A North Korean cyber criminal was hired as a remote IT worker by an unidentified company and subsequently hacked into its systems, according to a report by the BBC. The company, located in the UK, US, or Australia, chose to remain anonymous but allowed cybersecurity firm Secureworks to disclose details of the incident to illustrate the increasing infiltration of North Korean cyber criminals.
Secureworks highlighted that these criminals are now using falsified information to secure remote positions at Western companies. Once employed, they exploit their access to download sensitive data, which they may later use for extortion.
In one specific case reported by the BBC, a male cyber criminal was hired as a contractor during the summer. Using his remote access tools, he infiltrated the corporate network and began downloading confidential information almost immediately. Throughout this time, he continued to receive a salary from the company.
Remarkably, he managed to collect four months’ salary before being dismissed for poor performance. Following his termination, the company began receiving ransom emails from the former employee, who threatened to sell or publish the sensitive data unless paid. It remains unclear whether the company complied with the ransom demands.

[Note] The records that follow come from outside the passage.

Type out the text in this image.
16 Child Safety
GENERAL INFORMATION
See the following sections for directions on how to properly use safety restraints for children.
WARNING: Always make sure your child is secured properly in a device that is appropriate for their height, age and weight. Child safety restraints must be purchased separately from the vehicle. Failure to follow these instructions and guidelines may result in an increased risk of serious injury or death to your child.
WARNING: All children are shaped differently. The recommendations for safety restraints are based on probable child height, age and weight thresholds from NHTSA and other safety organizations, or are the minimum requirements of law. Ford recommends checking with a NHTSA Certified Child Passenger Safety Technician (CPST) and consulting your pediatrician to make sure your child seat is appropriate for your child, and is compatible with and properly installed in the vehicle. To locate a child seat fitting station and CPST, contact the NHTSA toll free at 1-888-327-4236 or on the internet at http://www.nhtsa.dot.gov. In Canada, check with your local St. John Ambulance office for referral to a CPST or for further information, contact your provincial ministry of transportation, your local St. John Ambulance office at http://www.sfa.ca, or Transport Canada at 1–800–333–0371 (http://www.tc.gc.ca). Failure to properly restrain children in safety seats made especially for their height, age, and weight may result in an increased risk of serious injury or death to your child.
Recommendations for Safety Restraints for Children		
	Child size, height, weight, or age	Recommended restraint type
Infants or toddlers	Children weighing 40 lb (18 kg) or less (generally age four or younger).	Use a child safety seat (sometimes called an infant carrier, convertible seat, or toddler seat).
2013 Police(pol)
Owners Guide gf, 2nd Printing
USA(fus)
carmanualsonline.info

This incident is not an isolated occurrence; cybersecurity officials have been warning about the rise of North Korean infiltrators since 2022. Western nations have accused North Korean workers of using fake information to secure high-paying remote jobs online, thus circumventing sanctions. However, cases of North Korean employees hacking their employers are still relatively rare.
“This represents a significant escalation in the risks posed by fraudulent North Korean IT worker schemes,” said Rafe Pilling, Director of Threat Intelligence at Secureworks. “They are no longer just seeking a steady paycheck; they are now aiming for larger sums more quickly through data theft and extortion from within company defenses.”